I like how it finishes with a reference pitch that I use to tune to every time I practice. It makes a nice blend that tapers off into the solo E a nice touch. It was my first run of the applet, but I’m going to go with it.

Fantasia on classical downloads

Recently I had been looking for a recording of the Fantasia for Gutar and Piano by Mario Casteluovo-Tedesco. I was able to find numerous references to the work, but every site I tried listed these CDs as being out of print, or at least out of stock. Not a popular item, I’ll admit. It was not listed on the iTunes Music Store either. But it was listed as available for download at a site that I had never heard before: eClassical.com.

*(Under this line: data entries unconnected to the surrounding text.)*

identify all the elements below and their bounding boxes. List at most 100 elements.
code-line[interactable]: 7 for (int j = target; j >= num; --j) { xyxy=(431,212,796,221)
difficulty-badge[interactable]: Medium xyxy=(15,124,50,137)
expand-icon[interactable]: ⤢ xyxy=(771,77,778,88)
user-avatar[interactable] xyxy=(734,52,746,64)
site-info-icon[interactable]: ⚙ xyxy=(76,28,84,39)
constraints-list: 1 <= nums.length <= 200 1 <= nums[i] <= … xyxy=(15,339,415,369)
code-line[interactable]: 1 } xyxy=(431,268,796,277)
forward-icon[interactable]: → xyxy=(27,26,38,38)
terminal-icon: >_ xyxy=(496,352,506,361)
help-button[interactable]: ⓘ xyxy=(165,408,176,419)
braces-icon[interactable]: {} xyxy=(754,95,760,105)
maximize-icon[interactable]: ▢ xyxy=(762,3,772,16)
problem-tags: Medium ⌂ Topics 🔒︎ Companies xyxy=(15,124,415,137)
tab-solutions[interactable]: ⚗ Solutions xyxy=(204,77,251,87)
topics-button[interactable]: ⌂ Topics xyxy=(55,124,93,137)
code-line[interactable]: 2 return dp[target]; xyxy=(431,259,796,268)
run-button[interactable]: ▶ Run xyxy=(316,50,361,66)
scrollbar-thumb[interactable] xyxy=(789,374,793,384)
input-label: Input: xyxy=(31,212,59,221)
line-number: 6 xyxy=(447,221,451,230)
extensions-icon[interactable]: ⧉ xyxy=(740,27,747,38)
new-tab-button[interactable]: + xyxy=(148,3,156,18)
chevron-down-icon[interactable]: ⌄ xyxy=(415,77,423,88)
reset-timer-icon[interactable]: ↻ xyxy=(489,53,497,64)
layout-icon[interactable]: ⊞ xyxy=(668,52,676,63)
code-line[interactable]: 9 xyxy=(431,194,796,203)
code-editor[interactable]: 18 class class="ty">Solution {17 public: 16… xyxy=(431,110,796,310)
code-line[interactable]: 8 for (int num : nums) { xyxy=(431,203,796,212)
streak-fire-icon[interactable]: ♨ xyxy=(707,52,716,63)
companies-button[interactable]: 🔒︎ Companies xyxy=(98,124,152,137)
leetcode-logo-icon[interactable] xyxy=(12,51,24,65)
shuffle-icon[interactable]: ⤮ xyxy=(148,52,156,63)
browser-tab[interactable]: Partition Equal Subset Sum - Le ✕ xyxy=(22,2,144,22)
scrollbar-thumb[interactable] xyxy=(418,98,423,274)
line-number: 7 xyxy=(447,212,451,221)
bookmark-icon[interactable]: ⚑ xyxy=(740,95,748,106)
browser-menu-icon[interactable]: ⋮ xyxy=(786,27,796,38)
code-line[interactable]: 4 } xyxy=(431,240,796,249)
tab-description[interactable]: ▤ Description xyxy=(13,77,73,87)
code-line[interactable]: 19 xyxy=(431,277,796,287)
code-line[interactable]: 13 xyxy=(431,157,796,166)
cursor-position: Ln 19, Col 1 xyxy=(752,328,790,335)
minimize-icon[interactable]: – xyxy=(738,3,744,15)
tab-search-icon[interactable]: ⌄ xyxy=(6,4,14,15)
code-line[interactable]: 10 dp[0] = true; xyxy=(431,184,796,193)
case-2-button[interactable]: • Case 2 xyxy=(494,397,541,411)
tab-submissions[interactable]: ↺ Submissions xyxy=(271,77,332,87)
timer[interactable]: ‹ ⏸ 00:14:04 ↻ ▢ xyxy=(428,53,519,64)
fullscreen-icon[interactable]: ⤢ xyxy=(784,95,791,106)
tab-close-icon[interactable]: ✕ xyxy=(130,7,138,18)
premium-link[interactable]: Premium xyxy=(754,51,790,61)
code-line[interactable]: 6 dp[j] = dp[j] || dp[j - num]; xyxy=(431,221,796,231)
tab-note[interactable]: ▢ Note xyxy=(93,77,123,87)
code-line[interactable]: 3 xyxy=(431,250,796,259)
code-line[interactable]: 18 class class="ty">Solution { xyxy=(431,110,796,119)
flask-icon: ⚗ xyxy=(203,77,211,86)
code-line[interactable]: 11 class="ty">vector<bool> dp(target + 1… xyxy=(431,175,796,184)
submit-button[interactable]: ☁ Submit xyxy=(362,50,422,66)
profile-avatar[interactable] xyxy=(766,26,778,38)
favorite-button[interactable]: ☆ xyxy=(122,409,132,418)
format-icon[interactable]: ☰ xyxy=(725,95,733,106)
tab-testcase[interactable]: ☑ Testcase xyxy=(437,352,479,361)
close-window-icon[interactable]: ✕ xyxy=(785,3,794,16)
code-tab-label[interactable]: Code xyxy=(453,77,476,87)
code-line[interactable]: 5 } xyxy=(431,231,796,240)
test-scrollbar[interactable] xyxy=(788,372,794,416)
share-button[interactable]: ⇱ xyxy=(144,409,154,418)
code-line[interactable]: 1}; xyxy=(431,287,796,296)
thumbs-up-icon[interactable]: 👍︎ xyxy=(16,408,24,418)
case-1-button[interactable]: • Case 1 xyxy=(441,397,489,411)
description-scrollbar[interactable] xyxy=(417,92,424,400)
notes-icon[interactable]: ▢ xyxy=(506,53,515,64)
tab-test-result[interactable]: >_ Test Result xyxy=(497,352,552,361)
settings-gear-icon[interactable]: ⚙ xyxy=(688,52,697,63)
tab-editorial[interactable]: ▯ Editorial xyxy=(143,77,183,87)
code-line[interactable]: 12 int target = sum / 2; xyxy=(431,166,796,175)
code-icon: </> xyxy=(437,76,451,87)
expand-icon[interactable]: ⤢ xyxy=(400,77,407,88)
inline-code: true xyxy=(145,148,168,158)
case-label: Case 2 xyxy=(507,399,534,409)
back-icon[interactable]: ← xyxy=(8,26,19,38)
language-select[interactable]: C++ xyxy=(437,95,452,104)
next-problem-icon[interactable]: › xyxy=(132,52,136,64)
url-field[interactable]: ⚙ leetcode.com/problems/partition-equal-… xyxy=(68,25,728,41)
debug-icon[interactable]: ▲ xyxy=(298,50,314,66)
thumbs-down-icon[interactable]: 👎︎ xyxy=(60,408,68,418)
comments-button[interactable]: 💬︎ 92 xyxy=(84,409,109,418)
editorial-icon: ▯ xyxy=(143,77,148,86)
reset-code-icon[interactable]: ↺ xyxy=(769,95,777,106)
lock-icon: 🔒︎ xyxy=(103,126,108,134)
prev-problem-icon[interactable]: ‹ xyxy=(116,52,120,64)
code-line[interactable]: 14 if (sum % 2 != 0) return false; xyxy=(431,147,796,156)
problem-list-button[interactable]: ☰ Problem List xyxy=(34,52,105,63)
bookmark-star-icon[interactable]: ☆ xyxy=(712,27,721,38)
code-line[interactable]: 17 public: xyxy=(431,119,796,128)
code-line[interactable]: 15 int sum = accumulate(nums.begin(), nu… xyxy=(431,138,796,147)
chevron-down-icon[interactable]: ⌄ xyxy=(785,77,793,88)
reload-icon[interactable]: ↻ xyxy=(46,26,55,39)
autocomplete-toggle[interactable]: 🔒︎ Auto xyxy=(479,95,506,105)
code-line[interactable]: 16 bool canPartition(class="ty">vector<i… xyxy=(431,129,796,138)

I was impressed. They have an extensive collection of rarities that go far beyond what I’ve been finding at the iTMS. The download came to me as an MP3 compressed at the higher quality 160kbps rate, and I had my two movements of the work downloaded instantly for about a dollar and a half.

The Fantasia is a gorgeous work that seems to be not terribly popular — probably due to the somewhat odd paring of guitar and piano — but it’s one of these gems that shouldn’t be overlooked. Obviously the pianist is going to have to love playing pianissimo; that is the predominant dynamic in the work and definitley anything above a mezzo-forte is going to render the guitarist nothing more than a harmonic suppliment. But for a masterful guitar and piano duo, it has got to be the star chamber work for the very limited repertoire that this combination has available.